Por Luciana Ramos
Com o sucesso de A Morte Passou Perto, Stanley Kubrick recebeu aos seus 28 anos uma grande oportunidade. A United Artist havia decidido bancar o seu primeiro longa-metragem, com duas condições: o filme deveria ter uma estrela no elenco, posto ocupado por Sterling Hayden, e o roteiro precisaria ser pré-aprovado. Foi então escolhido e adaptado o romance policial “Clean Break”, de Lionel White. Na verdade, foi a primeira de muitas vezes em que Kubrick buscou nos livros a sua história, como aconteceu em Lolita, Laranja Mecânica e O Iluminado.
A trama é aparentemente simples: homens de moralidade duvidosa reuném-se para roubar 2 milhões de dólares durante o grande prêmio do Jockey, liderados por Johnny Clay (Sterling Hayden). No entanto, como em outros heist movies (filmes sobre roubos), as coisas não acabam bem. Como uma boa femme fatale, Sherry Peatty (Marie Windsor), a fria e ambiciosa mulher do caixa do Jockey George, intervém no plano e sela tragicamente o destino de todos os personagens (inclusive o seu).
Trata-se, essencialmente, de um filme noir. O jogo de sombras da iluminação fria e contrastada, a narração em off, os personagens que se unem por interesses, a femme fatale que arruína a vida dos outros; está tudo lá. Porém, o grande trunfo de “O Grande Golpe” está no desenrolar dos acontecimentos, que não são mostrados de maneira linear. Kubrick rejeita a montagem paralela, usada de maneira tão abundante no cinema clássico hollywoodiano, para adotar a digressão narrativa como ferramenta. Acompanhamos os diferentes pontos de vistas dos personagens, um de cada vez, como um grande quebra-cabeça em que as peças vão se encaixando para enfim explicar o fatídico final. Isso não só contribui para entendermos a motivação e participação individual de cada um no assalto como nos torna cúmplices, já que somos nós, no fim das contas, que sabemos exatamente o que aconteceu naquele dia.
Devido a isso, Kubrick chegou a ser comparado pela imprensa a Orson Welles.
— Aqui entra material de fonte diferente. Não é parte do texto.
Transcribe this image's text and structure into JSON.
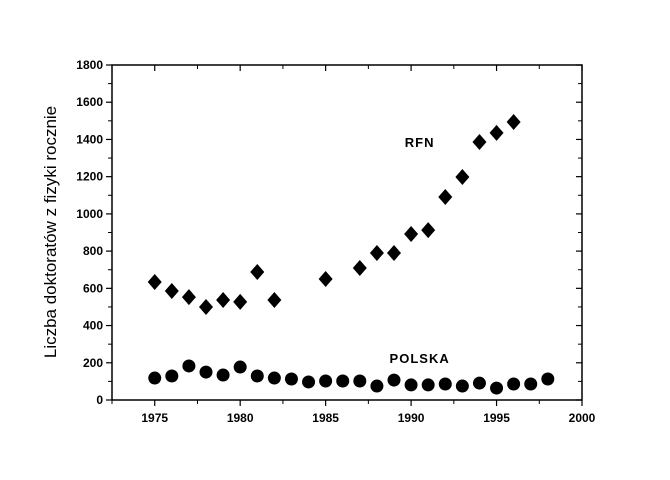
{
  "chart_data": {
    "type": "scatter",
    "title": "",
    "xlabel": "",
    "ylabel": "Liczba doktoratów z fizyki rocznie",
    "xlim": [
      1972.5,
      2000
    ],
    "ylim": [
      0,
      1800
    ],
    "xticks": [
      1975,
      1980,
      1985,
      1990,
      1995,
      2000
    ],
    "yticks": [
      0,
      200,
      400,
      600,
      800,
      1000,
      1200,
      1400,
      1600,
      1800
    ],
    "grid": false,
    "series": [
      {
        "name": "RFN",
        "marker": "diamond",
        "label_at": [
          1990.5,
          1360
        ],
        "x": [
          1975,
          1976,
          1977,
          1978,
          1979,
          1980,
          1981,
          1982,
          1985,
          1987,
          1988,
          1989,
          1990,
          1991,
          1992,
          1993,
          1994,
          1995,
          1996
        ],
        "y": [
          634,
          586,
          553,
          500,
          537,
          527,
          688,
          537,
          650,
          709,
          790,
          790,
          892,
          913,
          1091,
          1198,
          1386,
          1435,
          1494
        ]
      },
      {
        "name": "POLSKA",
        "marker": "circle",
        "label_at": [
          1990.5,
          200
        ],
        "x": [
          1975,
          1976,
          1977,
          1978,
          1979,
          1980,
          1981,
          1982,
          1983,
          1984,
          1985,
          1986,
          1987,
          1988,
          1989,
          1990,
          1991,
          1992,
          1993,
          1994,
          1995,
          1996,
          1997,
          1998
        ],
        "y": [
          118,
          129,
          183,
          150,
          134,
          177,
          129,
          118,
          113,
          97,
          102,
          102,
          102,
          75,
          107,
          81,
          81,
          86,
          75,
          91,
          64,
          86,
          86,
          113
        ]
      }
    ]
  },
  "colors": {
    "marker": "#000000",
    "axis": "#000000"
  }
}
No entanto, ainda que este recurso tenha sido introduzido por Welles mais de uma década antes em Cidadão Kane, não era comum em 1956 e ele foi persuadido pelo estúdio a remontar o filme em ordem linear. Ele o fez, voltou atrás e o filme foi lançado no seu formato original.
Apesar da pouca idade, Kubrick expõe o seu amadurecimento profissional neste trabalho. Um exemplo é a sequência do assalto. As cenas internas, que mostram os papéis desempenhados por cada um dos envolvidos neste dia, foram filmadas em estúdio e mescladas com as cenas da corrida de cavalos, feitas no Hipódromo de São Francisco. A continuidade e a edição são tão bem feitas que essa mudança de ambiente torna-se imperceptível. Somado a isso, está uma câmera ágil que segue os movimentos dos personagens e a inserção da trilha sonora nos momentos certos. Todos esses fatores contribuem para a manutenção do clima de suspense.
O Grande Golpe não possui o requinte de trabalhos posteriores do diretor, como 2001-Uma Odisséia no Espaço ou Laranja Mecânica, mas trata-se de um filme muito bem construído. A inventividade narrativa, o ritmo rápido, a câmera eficiente e precisa e os diálogos bem trabalhados o tornaram atemporal, capaz de influenciar diretores contemporâneos. As similaridades narrativas mostram que Tarantino, por exemplo, o deve ter assistido antes de rodar o seu clássico cult Cães de Aluguel. Mais importante, no entanto, é a sua relevância na carreira do próprio artista, como trabalho estético embrionário de um dos mais influentes diretores de cinema.